British Tabloids Call Overtown a "Hellhole" and "Heroin- and Gun-Crime-Ravaged Ghetto"

When planning the city, Miami's then all-white city government forced early black residents into a segregated area known as "Colored Town." Over time, that area grew into Overtown — a thriving community that attracted local black artists, politicians, and celebrities. But in the 1960s, local officials decided to cram a I-95 highway overpass smack in the middle of the neighborhood, permanently tanking the area's property values and plunging it into poverty. Housing discrimination and racist policing have further pushed Overtown into poverty, but residents still take pride in their neighborhood, which contains more history than almost any other part of Miami.

Zero of those actual historical points made it into the British tabloids The Daily Star and The Sun, which published articles about Overtown yesterday. Instead, the Daily Star explained to readers that David Beckham has chosen to locate his new Major League Soccer franchise in a "Miami hellhole" and "bullet-riddled gang ghetto" where the streets are "lined with crack-addled prostitutes selling their wares in the dirty district." (In a August 2017 post, the same Star reporter labeled Overtown a "crack ghetto.")

Not to be outdone, the Rupert Murdoch-owned Sun published a companion piece labeling Overtown a "heroin- and gun-crime-ravaged ghetto" that is "known for its out-of-control opioid problem with junkies dying in its bullet-riddled streets."

For what it's worth, Overtown does struggle with drug abuse and gun violence, but its impossible to write honestly about those issues without addressing poor urban planning and decades of racist housing policies. But the summations here from the Star and Sun barely bother to flirt with basic factual accuracy: The Star quoted anonymous insiders who say Beckham has been advised to bring a "personal gun guard" with him to games, which might be true (British tabloids are notorious for making stuff up) but would probably be necessary if someone as famous as Beckham were to travel anywhere in public.
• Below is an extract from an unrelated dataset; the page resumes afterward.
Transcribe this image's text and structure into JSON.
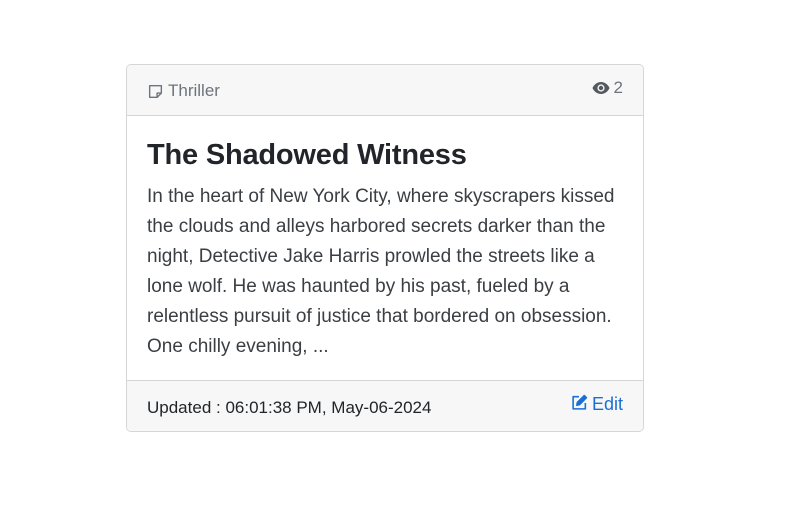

The paper also reported that "local councillors have demanded he comes up with a detailed security plan to ensure the safety of fans." There's no public record of this supposed demand. It's true that county and city cops are squabbling over which department will score the lucrative deal to patrol the area during games, but that's the closest detail resembling an alleged "Overtown security plan" to protect would-be soccer fans from drug-crazed maniacs.

The Star story also seems to have intentionally misrepresented gunshot data the Miami Herald published in 2016: The Star wrote that "8,300" bullets were fired in Overtown from 2015 to 2016, but that data appears to come from a Herald story about gunshot-detection data in three neighborhoods: Overtown, Little Haiti, and Liberty City. The words "three neighborhoods" were in the headline of the Herald story, so it's hard to believe the erroneous information was a simple mistake on the Star's part.

The rest of both stories devolve into racism porn: The Star's claim that Overtown is littered with "crack-addled prostitutes" simply isn't true, and the Sun went as far as to publish a slideshow of cops arresting and/or beating Overtown residents without any added context. The Sun even included an image of a burning car — except the photo was taken in 1989, when residents rioted after police killed two fellow residents that year.

It's also unfair to paint the neighborhood as "drug-addled" without much more context: Another Herald story the Star attempted to cite noted that wealthy, white, and Hispanic opioid addicts are actually visiting Overtown to buy drugs after getting hooked on prescription pills elsewhere. It's worth noting the Star and Sun don't tend to write about white drug abuse with the same sense of abject terror — the papers apparently want U.K. readers to assume Beckham is building a stadium surrounded by drug warlords.

Overtown is also already gentrifying rapidly, to the point that county officials suggested Amazon build its shiny second headquarters in the neighborhood. And Beckham's stadium site borders the Miami River, which is so quickly becoming a hipster destination that the New York Times took note over the weekend.

There's an obvious, factually accurate angle that tabloids could exploit if they so choose: Overtown residents don't really want Beckham there. At all. A petition campaign is going around to block the stadium, and residents keep telling local newspapers (such as New Times) that the stadium is a dreadful idea for them. Where are the "Beckham Ruins Black Neighborhood!" or "Becks Steamrolls Poor" headlines in the U.K.? It's apparently more fun for the British tabloids to kick poor black people around.

New Times messaged Daily Star reporter Andrew Jameson to ask what sparked the story, why he insists on reducing residents to racist caricatures, or whether he's actually been to Overtown, Miami, or America in general. He has yet to respond.